A counselor may be chosen to officiate in the absence of the appointed leader, or, even in the presence of the leader, the counselor may conduct by appointment while the former presides. In a similar manner, according to President Smith, “in the home the presiding authority is always vested in the father.” He then explained why:
“… This patriarchal order has its divine spirit and purpose, and those who disregard it under one pretext or another are out of harmony with the spirit of God’s laws as they are ordained for recognition in the home. It is not merely a question of who is perhaps the best qualified. Neither is it wholly a question of who is living the most worthy life. It is a question largely of law and order, and its importance is seen often from the fact that the authority remains and is respected long after a man is really unworthy to exercise it.”
Imagine, for example, the confusion that would result if two bishops were appointed over your particular ward and the first one got up in sacrament meeting and announced that the following Sunday the sacrament meeting would be held one hour earlier. While he was making his announcement, suppose the second bishop stood up and expressed his desire that the sacrament meeting be held at the original time. With two people presiding, would democratic principles work?
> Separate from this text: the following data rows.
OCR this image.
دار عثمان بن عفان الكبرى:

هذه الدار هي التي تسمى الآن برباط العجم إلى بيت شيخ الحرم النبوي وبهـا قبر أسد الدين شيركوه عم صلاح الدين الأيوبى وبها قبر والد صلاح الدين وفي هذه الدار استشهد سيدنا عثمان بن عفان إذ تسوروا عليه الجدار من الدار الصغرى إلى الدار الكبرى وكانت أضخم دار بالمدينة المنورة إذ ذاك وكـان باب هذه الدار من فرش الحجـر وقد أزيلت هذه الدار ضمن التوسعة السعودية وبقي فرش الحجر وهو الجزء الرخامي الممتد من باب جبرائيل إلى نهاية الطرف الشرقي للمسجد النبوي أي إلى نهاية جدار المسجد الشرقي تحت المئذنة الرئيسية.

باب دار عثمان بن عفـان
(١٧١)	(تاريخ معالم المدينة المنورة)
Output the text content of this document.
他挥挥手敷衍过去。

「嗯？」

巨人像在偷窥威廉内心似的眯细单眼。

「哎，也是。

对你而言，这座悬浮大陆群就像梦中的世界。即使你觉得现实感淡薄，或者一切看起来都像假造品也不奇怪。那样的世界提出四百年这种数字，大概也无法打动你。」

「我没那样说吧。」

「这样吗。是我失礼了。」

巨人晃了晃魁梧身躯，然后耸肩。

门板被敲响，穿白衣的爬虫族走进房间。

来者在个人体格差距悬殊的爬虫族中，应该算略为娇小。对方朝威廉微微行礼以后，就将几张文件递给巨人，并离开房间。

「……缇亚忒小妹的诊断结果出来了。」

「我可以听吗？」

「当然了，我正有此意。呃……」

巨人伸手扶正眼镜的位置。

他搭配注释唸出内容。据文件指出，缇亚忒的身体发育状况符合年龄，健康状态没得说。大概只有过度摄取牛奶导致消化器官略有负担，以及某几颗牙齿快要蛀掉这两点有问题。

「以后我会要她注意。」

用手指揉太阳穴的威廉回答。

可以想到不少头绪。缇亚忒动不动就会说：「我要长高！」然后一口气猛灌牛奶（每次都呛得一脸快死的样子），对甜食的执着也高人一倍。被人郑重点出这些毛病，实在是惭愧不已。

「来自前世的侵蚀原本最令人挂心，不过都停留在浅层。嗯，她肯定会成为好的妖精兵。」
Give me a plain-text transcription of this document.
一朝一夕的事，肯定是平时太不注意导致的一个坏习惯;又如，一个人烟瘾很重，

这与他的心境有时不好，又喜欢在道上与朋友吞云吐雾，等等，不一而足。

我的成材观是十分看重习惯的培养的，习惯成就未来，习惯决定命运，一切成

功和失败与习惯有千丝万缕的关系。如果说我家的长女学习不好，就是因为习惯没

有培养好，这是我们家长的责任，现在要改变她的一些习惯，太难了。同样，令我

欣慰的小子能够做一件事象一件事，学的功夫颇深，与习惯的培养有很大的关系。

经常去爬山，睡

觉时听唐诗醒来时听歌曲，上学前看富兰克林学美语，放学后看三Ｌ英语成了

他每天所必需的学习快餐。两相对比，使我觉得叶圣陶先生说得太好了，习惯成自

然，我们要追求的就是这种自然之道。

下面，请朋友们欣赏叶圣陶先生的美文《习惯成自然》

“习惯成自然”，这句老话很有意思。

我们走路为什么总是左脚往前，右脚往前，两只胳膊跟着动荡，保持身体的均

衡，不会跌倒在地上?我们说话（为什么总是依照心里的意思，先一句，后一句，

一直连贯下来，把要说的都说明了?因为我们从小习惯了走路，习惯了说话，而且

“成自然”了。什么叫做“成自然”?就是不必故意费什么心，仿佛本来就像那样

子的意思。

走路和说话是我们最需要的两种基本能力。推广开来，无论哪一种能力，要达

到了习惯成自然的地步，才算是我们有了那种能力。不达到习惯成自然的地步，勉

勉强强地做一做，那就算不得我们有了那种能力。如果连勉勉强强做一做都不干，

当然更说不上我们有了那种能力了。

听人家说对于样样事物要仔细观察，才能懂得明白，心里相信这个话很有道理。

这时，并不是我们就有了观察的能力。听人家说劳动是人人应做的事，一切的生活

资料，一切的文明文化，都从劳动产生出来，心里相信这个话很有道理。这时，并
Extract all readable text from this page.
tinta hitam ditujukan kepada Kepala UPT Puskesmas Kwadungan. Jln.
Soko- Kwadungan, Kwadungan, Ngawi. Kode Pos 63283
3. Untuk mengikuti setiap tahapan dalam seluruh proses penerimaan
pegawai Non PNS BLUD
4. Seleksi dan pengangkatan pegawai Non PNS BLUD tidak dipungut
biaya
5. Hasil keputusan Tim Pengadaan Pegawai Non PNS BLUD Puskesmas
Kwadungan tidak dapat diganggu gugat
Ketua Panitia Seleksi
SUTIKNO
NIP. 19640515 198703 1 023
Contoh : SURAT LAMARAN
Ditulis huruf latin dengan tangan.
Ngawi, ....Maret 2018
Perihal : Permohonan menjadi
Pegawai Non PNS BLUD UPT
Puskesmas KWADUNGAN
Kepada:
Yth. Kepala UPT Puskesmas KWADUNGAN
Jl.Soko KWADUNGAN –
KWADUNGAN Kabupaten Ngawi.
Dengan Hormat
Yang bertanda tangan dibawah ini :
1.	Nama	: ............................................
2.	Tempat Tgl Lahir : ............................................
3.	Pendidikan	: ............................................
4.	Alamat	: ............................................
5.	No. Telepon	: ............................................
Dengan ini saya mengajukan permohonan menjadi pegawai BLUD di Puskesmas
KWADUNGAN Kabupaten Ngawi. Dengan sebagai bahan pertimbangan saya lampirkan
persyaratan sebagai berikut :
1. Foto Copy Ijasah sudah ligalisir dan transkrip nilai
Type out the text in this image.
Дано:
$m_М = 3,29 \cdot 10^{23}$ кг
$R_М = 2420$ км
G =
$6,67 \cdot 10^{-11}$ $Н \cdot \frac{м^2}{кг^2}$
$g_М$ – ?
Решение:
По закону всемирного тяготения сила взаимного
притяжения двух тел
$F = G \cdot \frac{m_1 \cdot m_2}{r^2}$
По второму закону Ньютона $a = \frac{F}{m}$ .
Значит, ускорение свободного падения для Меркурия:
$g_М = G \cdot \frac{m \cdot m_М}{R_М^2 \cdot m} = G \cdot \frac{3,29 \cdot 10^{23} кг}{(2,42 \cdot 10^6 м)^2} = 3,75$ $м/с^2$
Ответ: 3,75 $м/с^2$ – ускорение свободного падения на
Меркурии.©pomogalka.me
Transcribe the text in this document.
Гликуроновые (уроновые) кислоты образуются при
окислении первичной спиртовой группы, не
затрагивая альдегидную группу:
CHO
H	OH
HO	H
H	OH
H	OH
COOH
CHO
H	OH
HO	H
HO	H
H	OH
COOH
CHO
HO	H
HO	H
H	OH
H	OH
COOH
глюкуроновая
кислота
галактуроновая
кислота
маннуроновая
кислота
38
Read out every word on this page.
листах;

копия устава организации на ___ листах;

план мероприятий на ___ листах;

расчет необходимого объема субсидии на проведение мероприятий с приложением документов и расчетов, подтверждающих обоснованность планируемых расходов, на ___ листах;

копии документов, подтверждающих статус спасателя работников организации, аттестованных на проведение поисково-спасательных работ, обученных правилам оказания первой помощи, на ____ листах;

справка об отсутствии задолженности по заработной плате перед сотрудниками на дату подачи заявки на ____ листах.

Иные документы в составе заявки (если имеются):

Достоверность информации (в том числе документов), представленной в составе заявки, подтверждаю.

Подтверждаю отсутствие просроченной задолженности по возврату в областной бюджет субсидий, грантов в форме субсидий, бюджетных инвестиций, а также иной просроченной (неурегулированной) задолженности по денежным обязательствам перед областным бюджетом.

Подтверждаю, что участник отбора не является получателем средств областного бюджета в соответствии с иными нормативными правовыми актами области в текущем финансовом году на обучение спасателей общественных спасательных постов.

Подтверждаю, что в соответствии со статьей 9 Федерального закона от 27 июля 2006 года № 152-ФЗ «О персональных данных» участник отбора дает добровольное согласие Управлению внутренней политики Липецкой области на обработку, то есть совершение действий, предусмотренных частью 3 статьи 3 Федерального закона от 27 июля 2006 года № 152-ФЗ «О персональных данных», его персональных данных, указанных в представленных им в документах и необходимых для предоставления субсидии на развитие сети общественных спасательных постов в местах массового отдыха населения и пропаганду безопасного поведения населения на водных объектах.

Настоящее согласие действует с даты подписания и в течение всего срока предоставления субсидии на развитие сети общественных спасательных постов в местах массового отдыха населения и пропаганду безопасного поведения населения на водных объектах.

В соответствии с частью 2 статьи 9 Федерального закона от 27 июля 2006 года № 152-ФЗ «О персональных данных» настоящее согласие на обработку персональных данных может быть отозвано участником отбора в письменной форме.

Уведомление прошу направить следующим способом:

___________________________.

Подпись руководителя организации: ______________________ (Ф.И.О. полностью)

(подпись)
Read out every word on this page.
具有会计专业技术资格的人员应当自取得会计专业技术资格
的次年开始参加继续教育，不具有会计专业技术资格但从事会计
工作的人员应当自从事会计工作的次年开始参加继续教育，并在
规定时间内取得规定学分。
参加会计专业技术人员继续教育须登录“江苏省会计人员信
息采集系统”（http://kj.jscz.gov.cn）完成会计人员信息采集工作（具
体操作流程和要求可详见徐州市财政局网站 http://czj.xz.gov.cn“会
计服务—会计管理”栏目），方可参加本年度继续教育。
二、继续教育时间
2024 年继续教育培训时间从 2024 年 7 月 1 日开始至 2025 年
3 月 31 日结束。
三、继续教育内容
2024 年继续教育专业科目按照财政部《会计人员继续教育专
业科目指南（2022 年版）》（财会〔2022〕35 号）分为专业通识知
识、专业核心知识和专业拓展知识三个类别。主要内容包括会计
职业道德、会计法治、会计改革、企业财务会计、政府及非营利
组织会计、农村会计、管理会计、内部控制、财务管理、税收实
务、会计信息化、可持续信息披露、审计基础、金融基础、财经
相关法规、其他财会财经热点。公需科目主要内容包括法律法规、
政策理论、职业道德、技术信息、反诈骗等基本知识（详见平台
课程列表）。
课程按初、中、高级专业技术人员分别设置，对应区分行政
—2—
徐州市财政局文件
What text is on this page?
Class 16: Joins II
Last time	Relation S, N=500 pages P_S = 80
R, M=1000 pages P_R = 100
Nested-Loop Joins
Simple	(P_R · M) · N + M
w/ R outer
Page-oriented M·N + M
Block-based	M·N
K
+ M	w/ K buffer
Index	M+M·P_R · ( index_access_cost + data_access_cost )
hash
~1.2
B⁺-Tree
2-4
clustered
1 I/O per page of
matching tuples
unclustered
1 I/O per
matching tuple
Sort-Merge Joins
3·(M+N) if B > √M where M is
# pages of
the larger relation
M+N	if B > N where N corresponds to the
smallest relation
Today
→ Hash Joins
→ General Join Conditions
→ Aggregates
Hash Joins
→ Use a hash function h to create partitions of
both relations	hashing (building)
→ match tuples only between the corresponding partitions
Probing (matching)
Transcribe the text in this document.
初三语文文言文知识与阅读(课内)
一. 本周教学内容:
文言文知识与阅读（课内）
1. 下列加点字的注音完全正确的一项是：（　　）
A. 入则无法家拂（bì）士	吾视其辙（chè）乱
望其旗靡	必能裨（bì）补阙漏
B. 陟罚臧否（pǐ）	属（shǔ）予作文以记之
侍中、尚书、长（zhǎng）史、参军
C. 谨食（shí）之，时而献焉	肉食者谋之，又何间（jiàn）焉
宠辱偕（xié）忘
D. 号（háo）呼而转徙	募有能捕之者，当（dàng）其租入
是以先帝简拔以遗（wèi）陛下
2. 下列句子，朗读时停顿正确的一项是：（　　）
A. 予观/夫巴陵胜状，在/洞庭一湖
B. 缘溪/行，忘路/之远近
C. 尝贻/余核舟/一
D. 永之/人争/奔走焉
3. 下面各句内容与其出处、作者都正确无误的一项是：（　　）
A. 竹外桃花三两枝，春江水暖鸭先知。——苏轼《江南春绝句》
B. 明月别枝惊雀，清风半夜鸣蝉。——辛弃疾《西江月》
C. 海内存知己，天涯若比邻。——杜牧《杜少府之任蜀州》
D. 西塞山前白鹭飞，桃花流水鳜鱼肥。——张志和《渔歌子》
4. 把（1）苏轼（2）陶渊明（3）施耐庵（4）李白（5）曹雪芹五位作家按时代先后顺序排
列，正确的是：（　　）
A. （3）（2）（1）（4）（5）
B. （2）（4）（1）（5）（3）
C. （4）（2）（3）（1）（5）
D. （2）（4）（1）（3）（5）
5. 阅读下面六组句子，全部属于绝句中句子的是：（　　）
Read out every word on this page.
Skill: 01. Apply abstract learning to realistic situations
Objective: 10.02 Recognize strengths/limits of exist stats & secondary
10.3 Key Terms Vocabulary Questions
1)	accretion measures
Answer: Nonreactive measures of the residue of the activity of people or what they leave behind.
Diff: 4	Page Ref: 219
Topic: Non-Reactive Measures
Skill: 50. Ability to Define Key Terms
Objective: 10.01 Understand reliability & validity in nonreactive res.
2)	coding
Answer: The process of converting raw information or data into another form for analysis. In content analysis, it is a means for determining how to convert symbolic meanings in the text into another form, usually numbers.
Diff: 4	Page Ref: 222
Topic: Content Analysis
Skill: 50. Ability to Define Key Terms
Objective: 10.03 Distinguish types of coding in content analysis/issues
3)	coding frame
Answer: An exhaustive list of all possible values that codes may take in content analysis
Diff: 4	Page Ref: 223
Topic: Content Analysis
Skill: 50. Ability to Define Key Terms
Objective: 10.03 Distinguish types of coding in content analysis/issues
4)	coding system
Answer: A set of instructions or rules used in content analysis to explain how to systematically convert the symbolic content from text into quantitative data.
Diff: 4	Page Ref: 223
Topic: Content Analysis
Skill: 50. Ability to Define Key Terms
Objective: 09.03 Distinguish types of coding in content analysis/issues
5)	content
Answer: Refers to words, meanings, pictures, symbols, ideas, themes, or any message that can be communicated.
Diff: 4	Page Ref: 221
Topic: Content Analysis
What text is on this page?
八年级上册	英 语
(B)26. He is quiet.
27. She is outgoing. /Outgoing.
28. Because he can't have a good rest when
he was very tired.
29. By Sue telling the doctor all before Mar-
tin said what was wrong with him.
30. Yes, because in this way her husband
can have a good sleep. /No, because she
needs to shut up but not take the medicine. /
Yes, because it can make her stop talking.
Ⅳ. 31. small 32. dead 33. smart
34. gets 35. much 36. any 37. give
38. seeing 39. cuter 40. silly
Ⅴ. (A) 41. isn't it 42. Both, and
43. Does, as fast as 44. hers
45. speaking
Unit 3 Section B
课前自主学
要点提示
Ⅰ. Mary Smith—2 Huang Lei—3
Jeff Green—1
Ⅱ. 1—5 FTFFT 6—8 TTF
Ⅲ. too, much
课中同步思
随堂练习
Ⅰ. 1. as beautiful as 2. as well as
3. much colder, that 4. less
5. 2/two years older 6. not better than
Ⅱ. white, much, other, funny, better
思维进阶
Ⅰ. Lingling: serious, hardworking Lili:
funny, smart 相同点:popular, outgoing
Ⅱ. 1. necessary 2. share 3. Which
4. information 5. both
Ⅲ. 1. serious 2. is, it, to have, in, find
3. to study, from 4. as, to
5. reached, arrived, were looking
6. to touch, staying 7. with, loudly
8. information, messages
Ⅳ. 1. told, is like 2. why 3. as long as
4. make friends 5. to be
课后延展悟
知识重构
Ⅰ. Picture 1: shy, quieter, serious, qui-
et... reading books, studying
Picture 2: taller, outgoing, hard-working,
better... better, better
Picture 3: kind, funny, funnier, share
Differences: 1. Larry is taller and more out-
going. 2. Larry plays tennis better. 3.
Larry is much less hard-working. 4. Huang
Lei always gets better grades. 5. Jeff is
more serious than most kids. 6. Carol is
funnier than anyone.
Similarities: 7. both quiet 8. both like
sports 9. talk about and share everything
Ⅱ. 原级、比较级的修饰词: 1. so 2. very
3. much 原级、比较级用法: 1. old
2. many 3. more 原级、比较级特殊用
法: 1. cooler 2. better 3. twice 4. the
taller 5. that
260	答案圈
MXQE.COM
Suppose you had two stake presidents, two elders quorum presidents, two Sunday School presidents, two Primary and Relief Society presidents presiding over each of the priesthood quorums, groups, and auxiliaries. How would the Church function? Would “law and order” prevail? Similarly, should two people preside over each other in a marriage, particularly when one holds the priesthood and has been divinely designated to preside?”
Patriarchy isn’t the problem, bad patriarchy is the problem. Would the Feminists on this site consider the idea that you don’t need to throw out all patriarchal systems because some have been bad? After all, Christ himself ordained twelve men, Women work hand in hand in this process. As Brother Ballard said, “Just as a woman cannot conceive a child without a man, so a man cannot fully exercise the power of the priesthood to establish an eternal family without a woman. In other words, in the eternal perspective, both the procreative power and the priesthood power are shared by a husband and wife.” Now that is good patriarchy.
And, the patriarchy found within the church government certainly doesn’t encourage or tolerate any of the ills often cited on this site as the fault of patriarchy. We have no slave trade of young girls, for instance, and a woman married in the temple has a better chance than any women on earth to a husband who will remain true to her for life.
In societies where patriarchy was thrown out for a gender neutral form of government, the women fared much, much worse than Church women.
Go read your history and current events. Gender neutral equality again and again is hostile to the idea of a nuclear family, and patriarchy tends to stabilize it. Gender neutral equality brings a chaos and decline of nations, like we are seeing in Scandinavia where gender neutral equality had led to 67 percent of children being born out of wedlock, with only one parent being active in their lives most of the time.
I realize that you are young and are just exploring ideas on this site, but goodness do you really realize the nature of the forces that you are supporting?